Summary: Snape's adventures grading Hermione's paper.
Author's Note: I don't own anything
Snape was sitting at his professor's desk and he was bored grading papers. There was a huge pile and there was no way he was gonna finish it all in one night. With a sigh he looked down and saw the next one was Hermione's paper. "Oh crap not this chick," Snape grumbled as he grabbed a pen.
He started at the paper. The paper stared at him. "Damn you!" he cried. Snape put the pen to the paper and began to read it. Hermione droned on and on about all kinds of crap and Snape took his red pen and wrote, "Stop writing so much fluff. Save the fluff for the clouds."
Suddenly Snape started to zone out and dreamt of soft white fluffy clouds. "Ohhhhhhhhhh," he gasped as he grabbed the cloud. The cloud began to move and it was floating and Snape happened to come upon the dark lord Voldemort wearing a black ballerina outfit complete with tutu and a tiara. "Uhhh….Voldemort?" asked Snape.
Voldemort gave Snape a sexy glare and whispered dramatically, "It's Voldy bitch."
Suddenly Voldemort started to dance and he lifted his arms to the air and began to sing a tragic opera song.
Snape shook himself awake from his daydream. "What the hell?" he groaned. Going back to Hermione's paper and not wanting to finish it, Snape took his pen and drew a picture of a pony eating a cookie. "I shall name you Fredrick."
Suddenly a knock on the door startled Snape. "Enter!" he boomed.
Of course it was Hermione. "Yes Fredrick? Oops I meant Hermione?" glared Snape.
"Sir, I realized I forgot to include the last page of my report. I came here in person to deliver it to you," smiled Hermione.

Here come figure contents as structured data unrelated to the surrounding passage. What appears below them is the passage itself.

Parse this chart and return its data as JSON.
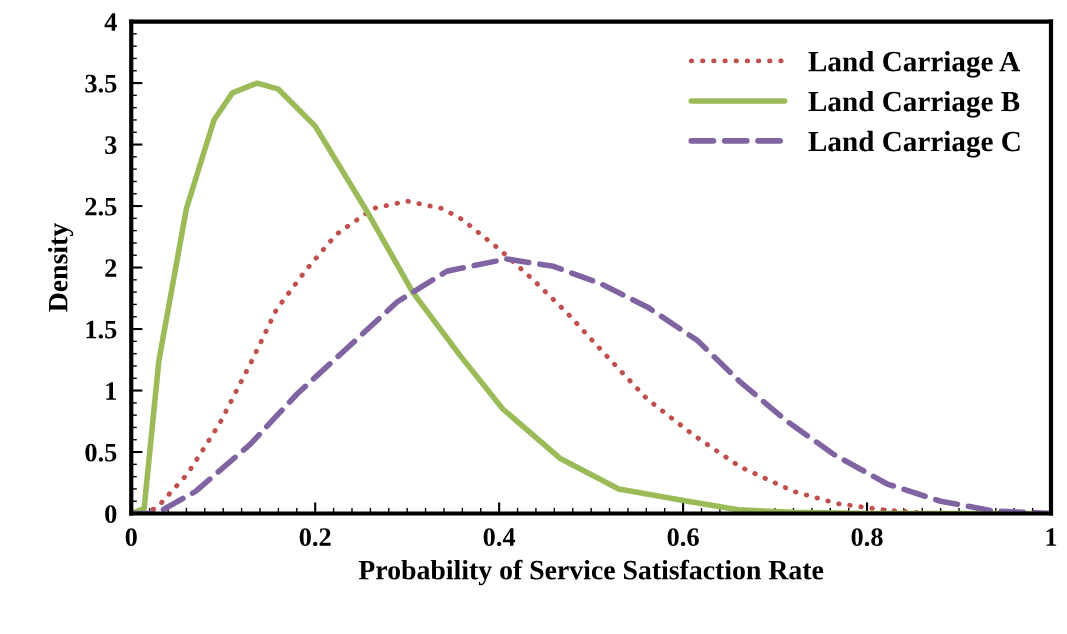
{
  "chart_data": {
    "type": "line",
    "xlabel": "Probability of Service Satisfaction Rate",
    "ylabel": "Density",
    "xlim": [
      0,
      1
    ],
    "ylim": [
      0,
      4
    ],
    "xticks": [
      0,
      0.2,
      0.4,
      0.6,
      0.8,
      1
    ],
    "yticks": [
      0,
      0.5,
      1,
      1.5,
      2,
      2.5,
      3,
      3.5,
      4
    ],
    "grid": false,
    "legend": "top right",
    "marker": "none",
    "series": [
      {
        "name": "Land Carriage A",
        "color": "#c0504d",
        "line_style": "dotted",
        "x": [
          0,
          0.027,
          0.061,
          0.096,
          0.131,
          0.158,
          0.19,
          0.223,
          0.263,
          0.3,
          0.338,
          0.36,
          0.4,
          0.437,
          0.474,
          0.517,
          0.561,
          0.611,
          0.662,
          0.72,
          0.768,
          0.818,
          0.87,
          1
        ],
        "values": [
          0,
          0.04,
          0.32,
          0.73,
          1.24,
          1.66,
          1.98,
          2.27,
          2.48,
          2.54,
          2.48,
          2.39,
          2.15,
          1.9,
          1.63,
          1.28,
          0.93,
          0.64,
          0.38,
          0.18,
          0.08,
          0.03,
          0,
          0
        ]
      },
      {
        "name": "Land Carriage B",
        "color": "#9bbb59",
        "line_style": "solid",
        "x": [
          0,
          0.014,
          0.03,
          0.06,
          0.09,
          0.11,
          0.137,
          0.16,
          0.2,
          0.256,
          0.306,
          0.357,
          0.404,
          0.466,
          0.53,
          0.605,
          0.66,
          0.72,
          0.8,
          1
        ],
        "values": [
          0,
          0.04,
          1.24,
          2.48,
          3.2,
          3.42,
          3.5,
          3.45,
          3.15,
          2.46,
          1.8,
          1.29,
          0.85,
          0.45,
          0.2,
          0.1,
          0.03,
          0.01,
          0,
          0
        ]
      },
      {
        "name": "Land Carriage C",
        "color": "#8064a2",
        "line_style": "dashed",
        "x": [
          0,
          0.027,
          0.07,
          0.129,
          0.18,
          0.234,
          0.289,
          0.343,
          0.408,
          0.459,
          0.51,
          0.561,
          0.615,
          0.662,
          0.713,
          0.764,
          0.822,
          0.88,
          0.938,
          1
        ],
        "values": [
          0,
          0,
          0.18,
          0.56,
          0.97,
          1.34,
          1.72,
          1.97,
          2.07,
          2.01,
          1.87,
          1.68,
          1.41,
          1.07,
          0.75,
          0.48,
          0.24,
          0.1,
          0.02,
          0
        ]
      }
    ]
  }
}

Snape stared at Hermione and tried to cover the picture of the pony he just drew. Hermione unfortunately had seen it. "Sir is that a pony?" Hermione inquired.
"Uhh…no!" chuckled Snape nervously.
"I think it was!" declared Hermione as she went to grab the picture.
"Nooooo!" Snape dove for the picture, but alas it was too late. It was in Hermione's hands and her gleeful smile soon turned sour as she discovered it was on her report. Hermione looked furious as she looked at Snape.
"Why did you draw on my report!" she screamed.
Snape gulped as Hermioned fumed, "I want an answer."
Snape looked at her and then back at the pony. If he told her the truth that her report was boring, she would flip. So he was going to lie. "I am a part of the magical pony league," Snape began, "And part of our mission is to spread the word of ponies in every way we can."
Hermione gasped and replied, "No way! I'm a part of the magical pony league too!" She whipped out her membership card and Snape felt the sweat trickle down his forehead. "But wait, Professor, I didn't see you at the meeting last week," Hermione realized.
Hermione began to frown and Snape interjected, "What I meant to say was the evil pony magical league!"
Hermione huffed as she looked at the pony and mumbled, "That doesn't look like an evil pony."
"You're an evil pony," grumbled Snape.
"I never heard of the evil league, I thought all ponies were sweet," Hermione pondered aloud.
Snape was getting annoyed and he yelled, "Look, I am trying to finish grading your paper. Give me the last page and get out of my office. You will not question me about the evil magical league of ponies. Now get out!"
Hermione made an eep noise and set her paper down and ran out the door.